The principle of operation of the time resolved MOKE measurements is shown in the schematic diagram above. An ultrafast Titanium-sapphire laser supplies pulses of light, less than 100 fs in duration at a repetition rate of 80 MHz. Each pulse is divided into two parts and the first part is used to "pump" the sample. The second is time delayed before being used to "probe" the sample at a later time. Every pair of pulses pump and probe the same process. By averaging for just 1 second, 80 million events are collected, making for an excellent signal to noise ratio. The time delay can be varied by reflecting the probe beam off a mirror mounted on a translation stage, so that the sample response can be mapped out as a function of delay time. The MOKE measurement senses the instantaneous magnetic state of the sample. The sample magnetization causes the plane of polarization of the probe beam to be only slightly rotated, but an optical "bridge" detector consisting of a polarizer and two photodiodes allows the rotations of down to 1 microdegree to be resolved. The schematic shows how a pulsed magnetic field may be generated by an optically triggered Au/GaAs photoconductive switch and delivered to the sample by a coplanar strip transmission line.

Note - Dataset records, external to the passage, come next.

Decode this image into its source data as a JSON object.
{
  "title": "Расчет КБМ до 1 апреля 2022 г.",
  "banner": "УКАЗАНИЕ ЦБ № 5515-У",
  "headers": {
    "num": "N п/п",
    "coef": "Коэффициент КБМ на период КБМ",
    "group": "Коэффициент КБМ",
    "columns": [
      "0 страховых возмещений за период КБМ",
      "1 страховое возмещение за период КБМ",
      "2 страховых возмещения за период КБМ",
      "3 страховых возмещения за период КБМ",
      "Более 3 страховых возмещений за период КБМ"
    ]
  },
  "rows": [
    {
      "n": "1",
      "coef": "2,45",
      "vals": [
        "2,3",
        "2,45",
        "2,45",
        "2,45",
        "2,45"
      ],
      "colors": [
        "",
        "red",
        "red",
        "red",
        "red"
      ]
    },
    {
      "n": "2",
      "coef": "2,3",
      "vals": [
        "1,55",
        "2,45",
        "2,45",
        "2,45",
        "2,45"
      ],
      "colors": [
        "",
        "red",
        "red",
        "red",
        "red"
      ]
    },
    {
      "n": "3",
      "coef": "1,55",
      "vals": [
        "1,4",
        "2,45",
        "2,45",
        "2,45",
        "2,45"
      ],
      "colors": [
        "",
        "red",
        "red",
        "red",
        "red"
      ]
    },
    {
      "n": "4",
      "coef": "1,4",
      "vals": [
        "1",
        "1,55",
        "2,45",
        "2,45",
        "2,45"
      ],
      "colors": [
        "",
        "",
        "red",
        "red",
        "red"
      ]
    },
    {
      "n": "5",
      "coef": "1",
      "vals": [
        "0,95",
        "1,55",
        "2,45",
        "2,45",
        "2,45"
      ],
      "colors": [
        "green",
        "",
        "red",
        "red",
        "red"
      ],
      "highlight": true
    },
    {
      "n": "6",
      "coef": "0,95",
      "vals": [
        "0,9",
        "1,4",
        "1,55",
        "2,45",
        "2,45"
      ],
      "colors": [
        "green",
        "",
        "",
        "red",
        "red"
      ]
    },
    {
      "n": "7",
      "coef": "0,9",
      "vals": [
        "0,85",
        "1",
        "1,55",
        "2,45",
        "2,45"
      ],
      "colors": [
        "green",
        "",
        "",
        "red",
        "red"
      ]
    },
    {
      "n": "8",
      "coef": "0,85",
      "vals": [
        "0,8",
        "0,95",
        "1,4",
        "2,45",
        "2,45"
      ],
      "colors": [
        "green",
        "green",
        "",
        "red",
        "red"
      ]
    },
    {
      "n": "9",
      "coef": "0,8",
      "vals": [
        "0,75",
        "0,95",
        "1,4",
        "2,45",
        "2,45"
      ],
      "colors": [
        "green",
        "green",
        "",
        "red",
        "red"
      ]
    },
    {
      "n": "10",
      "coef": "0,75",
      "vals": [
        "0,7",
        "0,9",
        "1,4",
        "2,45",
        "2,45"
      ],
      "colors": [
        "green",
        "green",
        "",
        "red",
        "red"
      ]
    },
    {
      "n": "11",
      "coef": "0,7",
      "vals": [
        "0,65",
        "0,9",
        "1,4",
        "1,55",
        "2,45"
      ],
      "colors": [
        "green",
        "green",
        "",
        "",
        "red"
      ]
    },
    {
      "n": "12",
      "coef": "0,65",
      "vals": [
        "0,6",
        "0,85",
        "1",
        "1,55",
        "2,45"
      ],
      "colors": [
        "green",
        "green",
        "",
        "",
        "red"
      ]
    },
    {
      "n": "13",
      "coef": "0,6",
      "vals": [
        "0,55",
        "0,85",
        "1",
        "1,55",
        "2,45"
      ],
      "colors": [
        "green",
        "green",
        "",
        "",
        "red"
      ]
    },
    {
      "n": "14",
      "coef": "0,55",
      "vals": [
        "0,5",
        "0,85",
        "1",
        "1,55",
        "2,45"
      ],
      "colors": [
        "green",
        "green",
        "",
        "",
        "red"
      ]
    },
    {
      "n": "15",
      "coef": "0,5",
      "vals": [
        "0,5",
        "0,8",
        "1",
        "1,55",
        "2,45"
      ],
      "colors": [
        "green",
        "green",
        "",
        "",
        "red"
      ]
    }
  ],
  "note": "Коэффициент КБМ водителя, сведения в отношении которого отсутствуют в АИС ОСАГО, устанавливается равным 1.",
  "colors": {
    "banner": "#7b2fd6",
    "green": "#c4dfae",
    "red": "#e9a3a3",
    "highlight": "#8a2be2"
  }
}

Time resolved MOKE measurements may also be performed using commercial pulse generators or microwave synthesizers to excite the sample. In this case measurements are performed on a microwave probe station on which high frequency probes deliver the exciting waveform to a coplanar waveguide structure into which the sample structures are integrated. A more advanced version of the optical bridge detector employs 2 quadrant photodiodes (see photo) and allows all 3 components of the magnetization vector to be detected simultaneously.

Synchroton radiation sources also have a pulsed time structure that is ideally suited to time resolved measurements. Specifically we are using soft X-rays to measure X-ray magnetic circular dichroism (XMCD) in transition metal ferromagnets. XMCD has the advantage that is it element specific and can resolve both the orbital and spin contributions to the magnetic moment. Secondary electrons generated by X-ray absorption may be collected with an electron microscope column and used to generate magnetic images of the sample. Dynamic measurements are performed by synchronizing either an exciting electrical waveform or an ultrafast laser with the X-ray pulses.